Traced along with Jeter’s story is the history of the “war on drugs” as a whole, beginning with Richard Nixon and continuing down to the present. Nixon actually turns out to be a fairly enlightened figure in that he acknowledged that treatment as well as punishment was a necessary element of the campaign. But in succeeding administrations, that observation was lost, partially for merely monetary reasons, and the “war” devolved into a simple effort to trap and incarcerate small-time dealers and users—something that boosted police arrest and prosecutorial conviction statistics but, as many observe here, led to increased official corruption and staggering increases in the imprisonment of non-violent offenders. It also promoted the industries of for-profit prisons and makers of security devices and personal protection weapons, which then became a lobbying force to maintain the “war” unaltered.
Still, politicians of both major parties became tireless proponents of the “war” because it had become a convenient, popular symbol of being tough on crime. The passage of legislation setting heavy prison terms for those convicted of drug offenses and tying judges’ hands in terms of sentencing is identified as a particularly noxious element of this political program.

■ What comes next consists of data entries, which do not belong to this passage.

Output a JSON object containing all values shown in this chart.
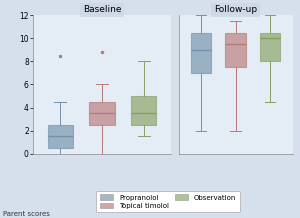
{
  "title_baseline": "Baseline",
  "title_followup": "Follow-up",
  "xlabel": "Parent scores",
  "ylim": [
    0,
    12
  ],
  "yticks": [
    0,
    2,
    4,
    6,
    8,
    10,
    12
  ],
  "colors": {
    "propranolol": "#7391aa",
    "topical": "#b87878",
    "observation": "#85a060"
  },
  "baseline": {
    "propranolol": {
      "q1": 0.5,
      "median": 1.5,
      "q3": 2.5,
      "whislo": 0.0,
      "whishi": 4.5,
      "fliers_y": [
        8.5
      ]
    },
    "topical": {
      "q1": 2.5,
      "median": 3.5,
      "q3": 4.5,
      "whislo": 0.0,
      "whishi": 6.0,
      "fliers_y": [
        8.8
      ]
    },
    "observation": {
      "q1": 2.5,
      "median": 3.5,
      "q3": 5.0,
      "whislo": 1.5,
      "whishi": 8.0,
      "fliers_y": []
    }
  },
  "followup": {
    "propranolol": {
      "q1": 7.0,
      "median": 9.0,
      "q3": 10.5,
      "whislo": 2.0,
      "whishi": 12.0,
      "fliers_y": []
    },
    "topical": {
      "q1": 7.5,
      "median": 9.5,
      "q3": 10.5,
      "whislo": 2.0,
      "whishi": 11.5,
      "fliers_y": []
    },
    "observation": {
      "q1": 8.0,
      "median": 10.0,
      "q3": 10.5,
      "whislo": 4.5,
      "whishi": 12.0,
      "fliers_y": []
    }
  },
  "bg_color": "#d5e0ec",
  "panel_bg": "#e4edf5",
  "panel_title_bg": "#cdd8e4",
  "legend_labels": [
    "Propranolol",
    "Topical timolol",
    "Observation"
  ]
}
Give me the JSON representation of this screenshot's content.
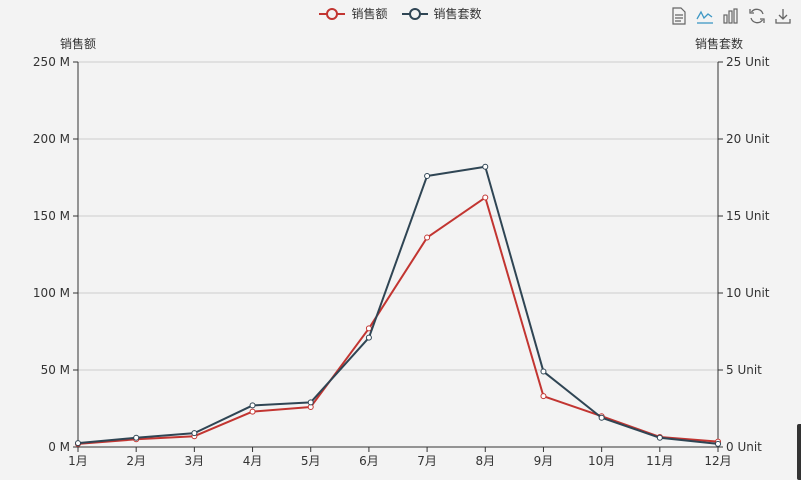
{
  "legend": [
    {
      "name": "销售额",
      "color": "#c23531"
    },
    {
      "name": "销售套数",
      "color": "#2f4554"
    }
  ],
  "toolbox": [
    {
      "name": "data-view-icon"
    },
    {
      "name": "line-chart-icon",
      "active": true
    },
    {
      "name": "bar-chart-icon"
    },
    {
      "name": "restore-icon"
    },
    {
      "name": "save-image-icon"
    }
  ],
  "chart_data": {
    "type": "line",
    "categories": [
      "1月",
      "2月",
      "3月",
      "4月",
      "5月",
      "6月",
      "7月",
      "8月",
      "9月",
      "10月",
      "11月",
      "12月"
    ],
    "series": [
      {
        "name": "销售额",
        "axis": "left",
        "color": "#c23531",
        "values": [
          2,
          5,
          7,
          23,
          26,
          77,
          136,
          162,
          33,
          20,
          6.5,
          3.5
        ]
      },
      {
        "name": "销售套数",
        "axis": "right",
        "color": "#2f4554",
        "values": [
          0.25,
          0.6,
          0.9,
          2.7,
          2.9,
          7.1,
          17.6,
          18.2,
          4.9,
          1.9,
          0.6,
          0.2
        ]
      }
    ],
    "y_left": {
      "label": "销售额",
      "min": 0,
      "max": 250,
      "ticks": [
        0,
        50,
        100,
        150,
        200,
        250
      ],
      "suffix": " M"
    },
    "y_right": {
      "label": "销售套数",
      "min": 0,
      "max": 25,
      "ticks": [
        0,
        5,
        10,
        15,
        20,
        25
      ],
      "suffix": " Unit"
    },
    "grid": true,
    "legend_position": "top-center"
  }
}
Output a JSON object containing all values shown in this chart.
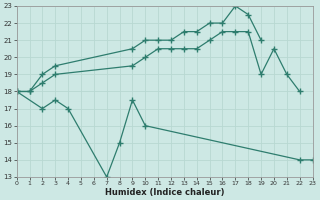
{
  "title": "",
  "xlabel": "Humidex (Indice chaleur)",
  "bg_color": "#cde8e4",
  "line_color": "#2e7d6e",
  "grid_color": "#b8d8d2",
  "xmin": 0,
  "xmax": 23,
  "ymin": 13,
  "ymax": 23,
  "series": [
    {
      "x": [
        0,
        1,
        2,
        3,
        9,
        10,
        11,
        12,
        13,
        14,
        15,
        16,
        17,
        18,
        19
      ],
      "y": [
        18.0,
        18.0,
        19.0,
        19.5,
        20.5,
        21.0,
        21.0,
        21.0,
        21.5,
        21.5,
        22.0,
        22.0,
        23.0,
        22.5,
        21.0
      ]
    },
    {
      "x": [
        0,
        1,
        2,
        3,
        9,
        10,
        11,
        12,
        13,
        14,
        15,
        16,
        17,
        18,
        19,
        20,
        21,
        22
      ],
      "y": [
        18.0,
        18.0,
        18.5,
        19.0,
        19.5,
        20.0,
        20.5,
        20.5,
        20.5,
        20.5,
        21.0,
        21.5,
        21.5,
        21.5,
        19.0,
        20.5,
        19.0,
        18.0
      ]
    },
    {
      "x": [
        0,
        2,
        3,
        4,
        7,
        8,
        9,
        10,
        22,
        23
      ],
      "y": [
        18.0,
        17.0,
        17.5,
        17.0,
        13.0,
        15.0,
        17.5,
        16.0,
        14.0,
        14.0
      ]
    }
  ]
}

But the most disquieting element of the picture is its argument that the “war on drugs” originated as—and continues to be—a means of singling out, and storehousing away, segments of society that were deemed dangerous or unwanted. The process began in the nineteenth century, Jarecki says; though abuse of drugs often used for medicinal purposes among ordinary citizens was treated as a medical problem, criminalization of opium smoking was used to target “undesirable” Chinese immigrants, many of whom had been brought to the country to work in the construction of railways. The same pattern occurred in the case of drugs perceived as used predominantly by blacks, like cocaine, and marihuana, by Mexicans. And it’s a distinction that has continued in the much higher penalties assessed for the distribution and use of crack, seen as widespread in the black community, as opposed to those for powdered cocaine, more often used by whites, despite the fact that the difference in their effect is nil. It’s a disparity that’s only begun to be redressed in the law—and still only partially.

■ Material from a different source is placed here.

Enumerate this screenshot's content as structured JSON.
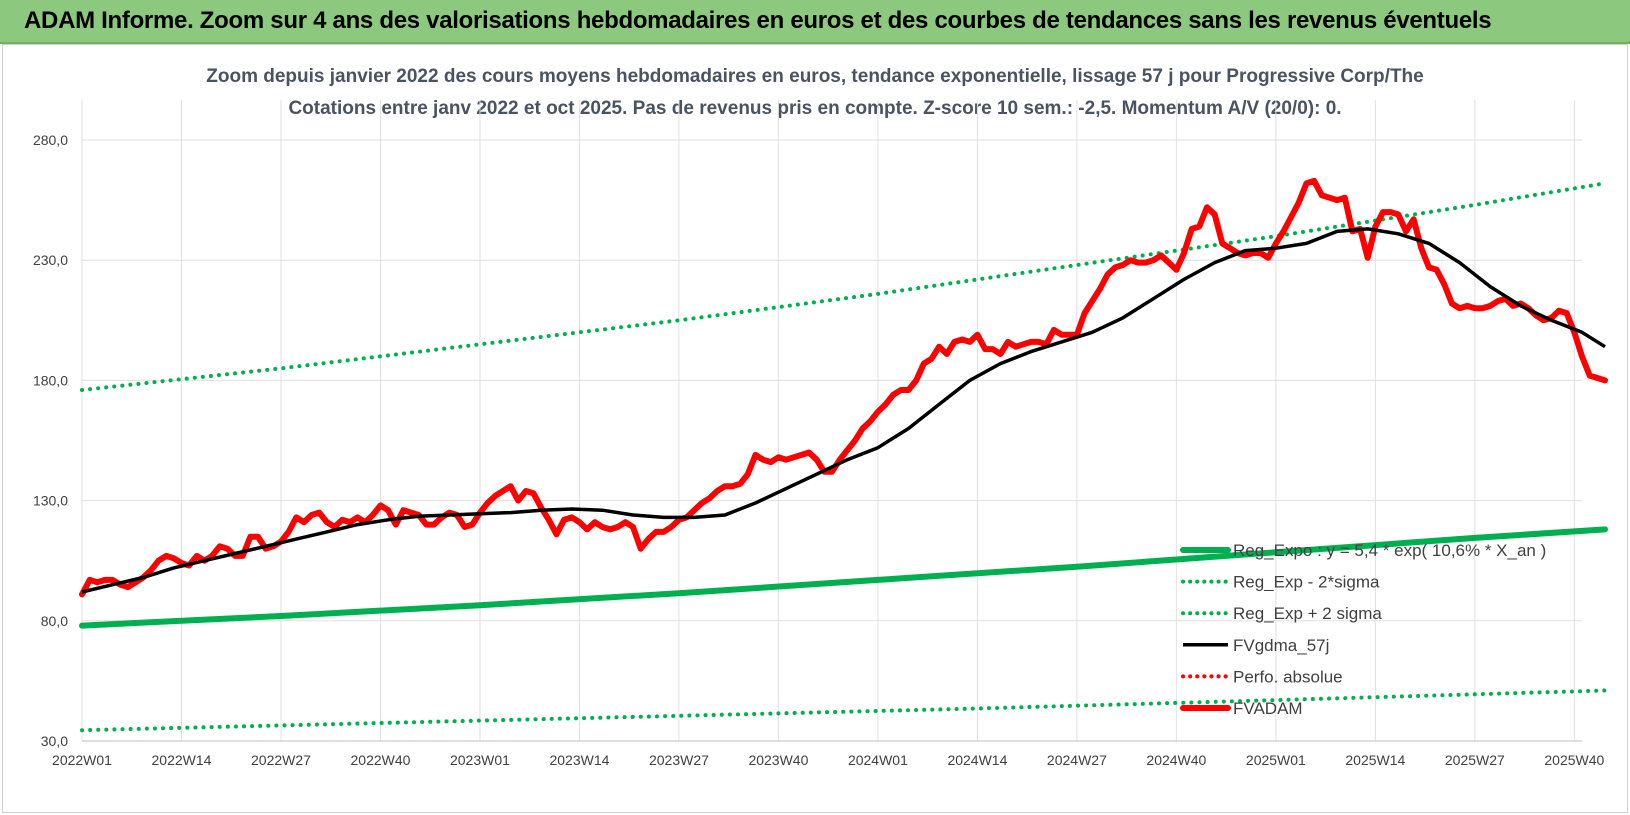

Jarecki builds his case methodically through his own narration, a mass of archival stills and news footage, clips of drug raids and interviews with historians, sociologists, journalists, police officers, judges, defendants in court cases, prisoners and ordinary citizens, as well as Nannie Jeter. The result is a thought-provoking, compelling documentary that encourages you to look at our national drug policy in a broader context.
The title, incidentally, comes from a depression-era song recorded by Paul Robeson, who’s heard singing it over the end credits.